Recupera il rapporto con la base del partito, degli elettori, dei lavoratori scossi dagli anni di partecipazione alla maggioranza che sosteneva il monocolore DC.

Il PCI, il suo PCI, tratta di ecologismo, sostiene le lotte del neo femminismo, irrompe nel dibattito politico italiano il pacifismo, spiega quali sono i doveri dell’Europa nei confronti del terzo mondo, individua nel progresso tecnologico la chiave del rinnovamento per la pubblica amministrazione e per l’istruzione.

La questione morale diventa il cardine per la rinascita del Paese scosso da anni di terrorismo e di corruzione dilagante.

Berlinguer vede chiaramente alla fine degli anni ‘70’ ciò che il mondo sarebbe divenuto nei giorni nostri e come il Covid ci sta svelando ancora una volta.

Un profluvio di merci in un Mondo sfinito e aggredito.

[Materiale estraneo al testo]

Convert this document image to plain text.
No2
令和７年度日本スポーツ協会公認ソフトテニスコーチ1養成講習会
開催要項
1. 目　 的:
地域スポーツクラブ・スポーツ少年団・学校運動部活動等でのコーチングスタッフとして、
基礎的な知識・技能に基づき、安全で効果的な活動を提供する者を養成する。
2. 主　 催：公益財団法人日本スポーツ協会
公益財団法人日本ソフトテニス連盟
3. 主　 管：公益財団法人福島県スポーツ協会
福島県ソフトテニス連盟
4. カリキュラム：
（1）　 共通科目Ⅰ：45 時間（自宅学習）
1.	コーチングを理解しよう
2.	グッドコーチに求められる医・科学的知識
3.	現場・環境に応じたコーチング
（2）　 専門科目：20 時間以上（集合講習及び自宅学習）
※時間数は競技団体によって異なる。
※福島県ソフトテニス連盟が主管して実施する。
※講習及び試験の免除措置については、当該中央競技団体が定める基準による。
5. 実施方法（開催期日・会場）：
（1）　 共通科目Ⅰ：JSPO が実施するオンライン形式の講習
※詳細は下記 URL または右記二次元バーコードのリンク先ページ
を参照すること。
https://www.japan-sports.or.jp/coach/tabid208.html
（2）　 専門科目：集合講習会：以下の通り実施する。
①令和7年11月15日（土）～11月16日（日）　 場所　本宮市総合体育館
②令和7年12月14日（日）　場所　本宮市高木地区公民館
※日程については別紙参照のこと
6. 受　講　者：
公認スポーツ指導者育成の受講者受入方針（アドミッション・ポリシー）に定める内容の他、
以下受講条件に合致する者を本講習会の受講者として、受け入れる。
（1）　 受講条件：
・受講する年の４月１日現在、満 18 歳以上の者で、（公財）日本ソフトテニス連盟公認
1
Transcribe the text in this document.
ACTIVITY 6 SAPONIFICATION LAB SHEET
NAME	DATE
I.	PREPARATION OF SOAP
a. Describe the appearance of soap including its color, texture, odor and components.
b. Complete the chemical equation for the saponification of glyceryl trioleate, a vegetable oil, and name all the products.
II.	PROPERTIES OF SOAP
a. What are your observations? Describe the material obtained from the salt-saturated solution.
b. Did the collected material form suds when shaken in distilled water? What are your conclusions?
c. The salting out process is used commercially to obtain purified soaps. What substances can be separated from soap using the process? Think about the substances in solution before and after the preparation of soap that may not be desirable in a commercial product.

La sua solitudine nell’affrontare con tenacia la “Questione Morale” solo e, a volte, avvilito da detrattori, avversari e nemici veri, esterni e, soprattutto interni fino alla sua morte l’11 giugno 1984 a Padova mentre pronunciava l’ultimo discorso, il suo PCI alle elezione Europee dello stesso anno compie il sorpasso ai danni della DC.

Poi solo declino, scoppia Mani Pulite, Enrico Berlinguer l’aveva detto.

Estinta la razza dei comunisti italiani del dopoguerra, i nati post 68 guidati da Giorgio Napolitano dichiarano di non essere stati mai comunisti.

Le nuove tesi sfaldano la sinistra italiana e il Partito Comunista Italiano, debellano un’idea per il nulla.